A former nurse has won a huge compensation claim at an employment tribunal in Exeter.

Clare Sardari, 57, will receive £230,000 in damages from South Devon Healthcare NHS Foundation Trust after a judge agreed she was ‘bullied, threatened and intimidated’ by her superiors in an effort to prevent her whistleblowing about her boss Dr Paula Vasco-Knight’s decision to promote her own daughter’s boyfriend to the role of Diversity Manager without him having fairly obtained the position.

Ms Sardari made the whistleblowing claim alongside colleague, Penny Gates, 53. Together they took their concerns to senior employee, Adrienne Murphy, who responded that the pair should expect to lose their jobs ‘through dirty means’ if they did not stop asking questions.

The tribunal ruled that Ms Sardari was made to feel alienated for making the claim which led her to suffer detriment as a result. The actions of Dr Vasco-Knight also came under scrutiny at the tribunal as she was proven to have deliberately tried preventing the release of materials showing her wrongdoing. Although Dr Vasco-Knight denied all of these claims, she then abruptly resigned from her position at Torbay hospital in Devon shortly afterwards.

At the tribunal Dr Vasco-Knight claimed that Ms Sardari’s whisteblowing had all the hallmarks of a personal attack rather than an effort being made to correct a genuine wrong. In a statement she claimed “on a personal level I found the allegations as nothing less than personal slander and I wonder if a white middle-class male chief executive officer would have been treated with such disrespect.”

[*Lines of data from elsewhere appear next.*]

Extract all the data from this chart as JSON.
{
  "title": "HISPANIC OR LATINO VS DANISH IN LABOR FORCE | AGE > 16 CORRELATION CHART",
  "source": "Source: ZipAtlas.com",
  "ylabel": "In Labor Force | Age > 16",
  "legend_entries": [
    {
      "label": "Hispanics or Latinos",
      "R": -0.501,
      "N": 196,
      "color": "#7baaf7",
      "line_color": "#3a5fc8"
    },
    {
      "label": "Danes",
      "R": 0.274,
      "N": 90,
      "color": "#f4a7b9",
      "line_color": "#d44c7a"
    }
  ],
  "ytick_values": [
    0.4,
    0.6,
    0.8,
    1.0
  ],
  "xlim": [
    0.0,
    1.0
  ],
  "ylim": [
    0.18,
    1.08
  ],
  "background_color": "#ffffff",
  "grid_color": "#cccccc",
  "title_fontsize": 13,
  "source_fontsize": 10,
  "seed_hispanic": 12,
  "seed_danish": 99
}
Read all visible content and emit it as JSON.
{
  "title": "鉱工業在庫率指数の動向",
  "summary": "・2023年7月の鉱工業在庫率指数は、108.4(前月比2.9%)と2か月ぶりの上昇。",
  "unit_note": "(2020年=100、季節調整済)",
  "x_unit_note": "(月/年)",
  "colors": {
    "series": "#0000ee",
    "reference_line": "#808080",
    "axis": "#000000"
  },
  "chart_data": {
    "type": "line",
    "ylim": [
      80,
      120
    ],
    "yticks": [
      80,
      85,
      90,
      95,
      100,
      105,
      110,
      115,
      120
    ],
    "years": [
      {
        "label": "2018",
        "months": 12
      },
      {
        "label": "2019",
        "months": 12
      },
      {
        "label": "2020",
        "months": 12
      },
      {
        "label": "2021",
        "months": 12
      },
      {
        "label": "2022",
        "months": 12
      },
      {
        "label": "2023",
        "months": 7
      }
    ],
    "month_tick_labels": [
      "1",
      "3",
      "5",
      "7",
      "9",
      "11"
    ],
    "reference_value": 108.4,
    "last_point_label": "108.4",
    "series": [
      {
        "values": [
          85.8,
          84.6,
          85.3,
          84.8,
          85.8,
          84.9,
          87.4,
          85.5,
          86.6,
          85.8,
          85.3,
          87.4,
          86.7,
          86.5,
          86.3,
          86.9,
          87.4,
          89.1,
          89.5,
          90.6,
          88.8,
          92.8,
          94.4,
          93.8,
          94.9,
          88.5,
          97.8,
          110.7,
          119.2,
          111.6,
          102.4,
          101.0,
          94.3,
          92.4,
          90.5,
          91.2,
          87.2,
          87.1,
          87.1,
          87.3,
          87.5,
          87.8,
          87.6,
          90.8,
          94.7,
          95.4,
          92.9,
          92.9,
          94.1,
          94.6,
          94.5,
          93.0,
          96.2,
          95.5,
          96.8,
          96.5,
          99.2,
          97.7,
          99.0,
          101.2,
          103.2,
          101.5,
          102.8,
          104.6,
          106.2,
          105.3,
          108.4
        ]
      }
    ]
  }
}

Ms Sardari left the Tribunal in tears following the ruling and refused to make any comment. Her colleague and fellow whistleblower, Mrs Gates, has returned to work at Torbay hospital under a separate settlement.

The tribunal ruling

Tribunal judge Nick Roper awarded Ms Saradi £228,000 in compensation; a figure that covers her back pay and pension benefits along with the legal costs and agreed damages she incurred.

The full amount will be paid by South Devon Healthcare NHS Foundation Trust, which Dr Vasco-Knight was the chief executive of before her resignation. Her peers at the Trust paid tribute to her by releasing a statement about her time with the organisation shortly after the ruling which said “considerable success was achieved during her tenure. It is unfortunate her achievements have been overshadowed by the tribunal judgement”.

Describing the ruling, tribunal judge Nick Roper explained:

“We find that there was a concerted effort by the South Devon Healthcare Trust to manipulate the investigation, accuse the claimants of malice, suppress the report and to mislead the other parties as to its contents, with the apparent aim of protecting Dr Vasco-Knight and Mrs Murphy against the force of the claimant’s allegations […] This was completely contrary to the protection which they should have been offered under the Whistleblowing guidelines.”